When Investors should Short a Stock
Shorting a stock is the exact opposite of buying a stock.
When you short a stock you are hedging your bets that the stock will go down in
price unlike when you buy a stock and believe the price will go up.
Many investors try and short a stock way to early as they
believe the stock price is way overvalued. However many times a stock that
is overvalued in price may become even more overvalued especially when the stock
market is in an extended upward move. The proper time to short a stock is
after it has encountered its first major sell off and bounced which sets the
stage for a second stronger move to the downside.
Let's look a specific example form the Spring of 2003.
COKE made a strong run from July of 2002 until January of 2003 and gained nearly
75% over a 6 month period.
After peaking in January COKE then sold off but found support
near its 38.2% Fibonacci Retracement Level near $59 (point A) and then preceded
to rally over the next few weeks on low volume (point B).
COKE then ran into strong resistance as it rallied back to its
61.8% Fibonancci Retracement Level near $65.50 (point C) calculated from the
early Janaury 2003 high to the low made during the first week February.
This was then followed by an even stronger sell off in which COKE dropped from
$65 to $47 over the next three weeks (points C to D).

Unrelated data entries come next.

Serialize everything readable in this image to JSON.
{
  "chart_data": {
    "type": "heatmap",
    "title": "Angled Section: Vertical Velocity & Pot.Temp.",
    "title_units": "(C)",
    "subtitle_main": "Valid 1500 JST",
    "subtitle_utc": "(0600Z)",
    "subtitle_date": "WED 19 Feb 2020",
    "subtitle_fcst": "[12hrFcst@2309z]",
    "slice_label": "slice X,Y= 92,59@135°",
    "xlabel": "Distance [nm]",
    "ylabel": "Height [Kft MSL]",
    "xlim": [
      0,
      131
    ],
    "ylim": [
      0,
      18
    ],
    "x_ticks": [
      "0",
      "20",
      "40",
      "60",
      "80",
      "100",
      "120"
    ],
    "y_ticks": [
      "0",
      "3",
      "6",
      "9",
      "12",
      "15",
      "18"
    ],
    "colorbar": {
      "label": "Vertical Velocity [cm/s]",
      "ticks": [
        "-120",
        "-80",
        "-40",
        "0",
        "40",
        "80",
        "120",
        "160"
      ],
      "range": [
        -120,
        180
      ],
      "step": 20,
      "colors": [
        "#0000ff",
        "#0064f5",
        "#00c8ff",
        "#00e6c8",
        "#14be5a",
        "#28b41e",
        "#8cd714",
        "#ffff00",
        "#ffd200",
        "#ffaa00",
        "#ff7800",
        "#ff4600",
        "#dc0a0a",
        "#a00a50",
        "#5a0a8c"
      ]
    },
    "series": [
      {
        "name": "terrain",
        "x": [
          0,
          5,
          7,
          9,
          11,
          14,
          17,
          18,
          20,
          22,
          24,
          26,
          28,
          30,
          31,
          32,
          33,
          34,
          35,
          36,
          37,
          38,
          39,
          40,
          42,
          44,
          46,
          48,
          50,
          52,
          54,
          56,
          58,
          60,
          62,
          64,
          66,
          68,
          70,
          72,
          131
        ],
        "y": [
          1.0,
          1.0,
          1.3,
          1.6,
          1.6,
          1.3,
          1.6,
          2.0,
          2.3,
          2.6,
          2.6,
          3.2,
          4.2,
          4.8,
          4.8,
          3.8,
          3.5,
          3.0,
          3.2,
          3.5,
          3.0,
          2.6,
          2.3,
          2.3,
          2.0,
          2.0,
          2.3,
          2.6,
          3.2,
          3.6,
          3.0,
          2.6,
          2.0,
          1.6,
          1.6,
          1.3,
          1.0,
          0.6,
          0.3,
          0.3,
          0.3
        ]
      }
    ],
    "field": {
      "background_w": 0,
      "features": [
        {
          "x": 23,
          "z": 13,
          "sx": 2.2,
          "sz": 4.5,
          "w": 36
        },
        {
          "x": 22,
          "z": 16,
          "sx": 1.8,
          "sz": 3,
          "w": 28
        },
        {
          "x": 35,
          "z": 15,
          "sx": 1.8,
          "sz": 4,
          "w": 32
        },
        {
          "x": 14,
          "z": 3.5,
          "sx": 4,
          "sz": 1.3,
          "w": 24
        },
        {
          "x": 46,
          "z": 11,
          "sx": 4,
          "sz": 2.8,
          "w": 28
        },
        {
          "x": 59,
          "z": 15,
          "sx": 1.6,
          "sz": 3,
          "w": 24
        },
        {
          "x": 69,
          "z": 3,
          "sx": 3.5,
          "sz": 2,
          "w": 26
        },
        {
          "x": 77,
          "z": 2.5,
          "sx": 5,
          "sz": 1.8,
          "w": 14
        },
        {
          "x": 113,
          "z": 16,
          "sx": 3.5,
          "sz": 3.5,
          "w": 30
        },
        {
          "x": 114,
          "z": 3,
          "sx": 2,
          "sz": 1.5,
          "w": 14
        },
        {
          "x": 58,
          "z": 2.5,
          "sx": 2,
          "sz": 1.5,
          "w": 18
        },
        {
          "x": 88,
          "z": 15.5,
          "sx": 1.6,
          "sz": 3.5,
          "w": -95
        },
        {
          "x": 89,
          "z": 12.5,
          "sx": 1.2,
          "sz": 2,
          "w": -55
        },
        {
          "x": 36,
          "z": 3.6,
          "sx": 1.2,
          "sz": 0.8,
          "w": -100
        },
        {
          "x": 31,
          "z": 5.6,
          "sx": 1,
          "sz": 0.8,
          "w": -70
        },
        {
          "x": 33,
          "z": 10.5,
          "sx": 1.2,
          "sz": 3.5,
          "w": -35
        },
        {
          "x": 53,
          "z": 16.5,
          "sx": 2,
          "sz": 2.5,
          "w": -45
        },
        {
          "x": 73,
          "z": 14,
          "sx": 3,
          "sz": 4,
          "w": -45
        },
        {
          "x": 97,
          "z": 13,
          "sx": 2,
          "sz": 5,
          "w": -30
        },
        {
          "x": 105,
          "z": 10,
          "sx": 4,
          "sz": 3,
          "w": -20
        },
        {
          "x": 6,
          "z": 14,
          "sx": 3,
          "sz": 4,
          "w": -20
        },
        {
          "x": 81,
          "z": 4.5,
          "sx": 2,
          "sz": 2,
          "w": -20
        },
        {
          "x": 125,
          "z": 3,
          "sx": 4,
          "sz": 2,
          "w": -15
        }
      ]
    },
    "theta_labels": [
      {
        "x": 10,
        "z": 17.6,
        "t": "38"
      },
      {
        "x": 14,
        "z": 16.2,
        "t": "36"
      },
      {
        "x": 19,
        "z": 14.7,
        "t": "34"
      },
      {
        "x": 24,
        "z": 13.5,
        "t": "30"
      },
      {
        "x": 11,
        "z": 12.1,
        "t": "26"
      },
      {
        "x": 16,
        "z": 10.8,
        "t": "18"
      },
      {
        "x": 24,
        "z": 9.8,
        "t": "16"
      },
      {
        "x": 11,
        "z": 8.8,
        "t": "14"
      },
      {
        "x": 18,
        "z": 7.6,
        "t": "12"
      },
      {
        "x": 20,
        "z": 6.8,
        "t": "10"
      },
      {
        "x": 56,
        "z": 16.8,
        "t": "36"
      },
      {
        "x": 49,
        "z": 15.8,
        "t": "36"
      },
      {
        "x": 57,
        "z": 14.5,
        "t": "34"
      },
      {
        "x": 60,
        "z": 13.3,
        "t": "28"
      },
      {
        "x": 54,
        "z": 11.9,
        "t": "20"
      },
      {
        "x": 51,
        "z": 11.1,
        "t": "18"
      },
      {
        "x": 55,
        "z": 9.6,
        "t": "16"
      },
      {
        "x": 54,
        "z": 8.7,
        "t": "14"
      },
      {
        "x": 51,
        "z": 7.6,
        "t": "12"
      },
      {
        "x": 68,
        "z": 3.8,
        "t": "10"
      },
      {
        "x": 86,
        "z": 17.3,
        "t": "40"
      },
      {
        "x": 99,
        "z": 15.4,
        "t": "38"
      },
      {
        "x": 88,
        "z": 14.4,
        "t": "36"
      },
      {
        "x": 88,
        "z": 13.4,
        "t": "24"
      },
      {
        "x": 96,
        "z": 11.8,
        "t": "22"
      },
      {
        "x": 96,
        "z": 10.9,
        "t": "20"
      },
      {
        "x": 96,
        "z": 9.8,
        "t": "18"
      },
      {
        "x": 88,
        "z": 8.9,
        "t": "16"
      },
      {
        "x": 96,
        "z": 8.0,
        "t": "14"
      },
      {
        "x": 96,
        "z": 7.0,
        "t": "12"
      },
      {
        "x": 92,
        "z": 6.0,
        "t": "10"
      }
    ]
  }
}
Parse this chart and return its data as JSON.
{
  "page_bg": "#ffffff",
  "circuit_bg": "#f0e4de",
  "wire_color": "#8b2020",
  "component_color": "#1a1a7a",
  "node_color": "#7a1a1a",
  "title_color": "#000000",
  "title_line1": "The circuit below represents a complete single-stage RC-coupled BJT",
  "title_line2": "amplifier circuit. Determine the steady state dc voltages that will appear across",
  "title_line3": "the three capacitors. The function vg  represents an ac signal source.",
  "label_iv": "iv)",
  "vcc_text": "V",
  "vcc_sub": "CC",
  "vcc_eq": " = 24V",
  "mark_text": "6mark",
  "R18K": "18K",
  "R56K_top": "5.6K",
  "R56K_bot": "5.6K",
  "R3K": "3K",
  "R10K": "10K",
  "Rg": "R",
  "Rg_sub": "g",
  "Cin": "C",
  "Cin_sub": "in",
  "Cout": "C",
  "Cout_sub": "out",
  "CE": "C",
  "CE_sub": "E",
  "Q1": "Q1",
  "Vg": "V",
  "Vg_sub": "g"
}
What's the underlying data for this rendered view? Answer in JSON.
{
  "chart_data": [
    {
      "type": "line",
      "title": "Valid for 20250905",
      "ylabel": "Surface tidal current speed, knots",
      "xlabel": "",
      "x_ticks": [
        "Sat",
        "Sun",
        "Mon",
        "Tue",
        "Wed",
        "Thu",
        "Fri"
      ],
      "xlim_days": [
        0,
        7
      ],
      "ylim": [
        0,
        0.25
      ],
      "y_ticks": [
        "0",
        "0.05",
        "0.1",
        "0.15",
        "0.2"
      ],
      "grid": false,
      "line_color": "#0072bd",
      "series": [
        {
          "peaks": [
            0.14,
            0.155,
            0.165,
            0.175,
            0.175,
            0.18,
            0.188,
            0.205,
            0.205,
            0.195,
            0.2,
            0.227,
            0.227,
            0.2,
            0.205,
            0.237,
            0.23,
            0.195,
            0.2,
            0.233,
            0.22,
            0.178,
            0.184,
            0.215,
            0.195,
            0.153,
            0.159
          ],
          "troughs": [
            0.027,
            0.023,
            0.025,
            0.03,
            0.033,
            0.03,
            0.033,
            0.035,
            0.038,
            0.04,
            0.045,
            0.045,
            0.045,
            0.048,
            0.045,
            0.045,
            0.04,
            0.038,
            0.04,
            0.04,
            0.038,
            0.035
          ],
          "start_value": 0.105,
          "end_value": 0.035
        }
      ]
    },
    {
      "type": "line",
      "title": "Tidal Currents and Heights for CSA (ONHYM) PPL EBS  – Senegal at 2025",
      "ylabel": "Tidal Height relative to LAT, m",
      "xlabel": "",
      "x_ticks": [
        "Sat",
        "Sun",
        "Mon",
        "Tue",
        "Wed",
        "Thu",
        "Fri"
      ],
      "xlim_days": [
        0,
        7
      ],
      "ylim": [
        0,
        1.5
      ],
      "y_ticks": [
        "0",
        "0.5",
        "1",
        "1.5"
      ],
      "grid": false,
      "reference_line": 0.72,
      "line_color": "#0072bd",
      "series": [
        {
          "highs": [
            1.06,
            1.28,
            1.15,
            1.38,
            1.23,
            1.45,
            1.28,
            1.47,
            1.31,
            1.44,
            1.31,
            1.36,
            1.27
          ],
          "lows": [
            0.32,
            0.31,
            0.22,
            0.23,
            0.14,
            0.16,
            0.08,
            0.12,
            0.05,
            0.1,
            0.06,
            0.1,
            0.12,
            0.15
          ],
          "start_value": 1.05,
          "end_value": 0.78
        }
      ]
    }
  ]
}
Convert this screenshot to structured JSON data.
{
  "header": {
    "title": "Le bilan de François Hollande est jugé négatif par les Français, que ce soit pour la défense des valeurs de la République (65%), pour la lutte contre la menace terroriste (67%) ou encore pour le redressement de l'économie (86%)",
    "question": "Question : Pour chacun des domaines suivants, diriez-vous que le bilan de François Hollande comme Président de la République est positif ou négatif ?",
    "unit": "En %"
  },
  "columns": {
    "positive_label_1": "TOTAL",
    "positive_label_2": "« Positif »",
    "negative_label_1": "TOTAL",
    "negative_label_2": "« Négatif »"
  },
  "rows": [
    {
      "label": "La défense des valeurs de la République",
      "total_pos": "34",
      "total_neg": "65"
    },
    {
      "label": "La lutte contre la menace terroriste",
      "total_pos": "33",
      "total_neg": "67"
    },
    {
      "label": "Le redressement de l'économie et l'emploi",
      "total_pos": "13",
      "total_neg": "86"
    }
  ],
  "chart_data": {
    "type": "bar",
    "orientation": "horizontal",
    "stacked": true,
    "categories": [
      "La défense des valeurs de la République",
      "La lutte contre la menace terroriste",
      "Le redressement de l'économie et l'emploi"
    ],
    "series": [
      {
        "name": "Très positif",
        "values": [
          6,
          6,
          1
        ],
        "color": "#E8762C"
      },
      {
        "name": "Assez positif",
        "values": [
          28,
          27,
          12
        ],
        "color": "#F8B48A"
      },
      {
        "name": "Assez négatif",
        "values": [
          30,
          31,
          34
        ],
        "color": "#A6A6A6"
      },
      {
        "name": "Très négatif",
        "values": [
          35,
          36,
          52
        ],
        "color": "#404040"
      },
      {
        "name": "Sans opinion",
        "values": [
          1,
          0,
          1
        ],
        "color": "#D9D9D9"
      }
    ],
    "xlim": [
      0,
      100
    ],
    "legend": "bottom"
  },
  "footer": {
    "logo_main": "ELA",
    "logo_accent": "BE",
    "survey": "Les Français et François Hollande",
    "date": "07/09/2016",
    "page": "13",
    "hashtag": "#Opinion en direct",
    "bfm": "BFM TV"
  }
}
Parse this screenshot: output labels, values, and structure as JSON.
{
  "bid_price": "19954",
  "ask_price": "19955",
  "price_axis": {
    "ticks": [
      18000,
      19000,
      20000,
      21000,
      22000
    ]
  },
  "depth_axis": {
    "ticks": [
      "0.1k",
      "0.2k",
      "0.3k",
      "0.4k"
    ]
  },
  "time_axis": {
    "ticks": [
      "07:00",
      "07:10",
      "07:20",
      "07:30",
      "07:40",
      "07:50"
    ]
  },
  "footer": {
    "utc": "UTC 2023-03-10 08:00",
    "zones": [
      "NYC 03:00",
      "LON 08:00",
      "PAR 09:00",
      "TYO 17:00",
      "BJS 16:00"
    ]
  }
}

Thus the best time to short a stock is to wait for it to bounce
after it makes its initial sell off and then try and catch the second stronger
move downward. When looking for stocks to short make sure they are
exhibiting these three characteristics.
1. The stock has already undergone one significant move
downward after making a top.
2. The stock then finds support at a certain Fibonacci Retracement Level
or Moving Average and rallies on poor volume.
3. The stock then stalls out near its 38.2%, 50% or 61.8% Fibonacci
Retracement Level after rallying.
By following these simple rules investors will have a much
higher success rate when attempting to short stocks.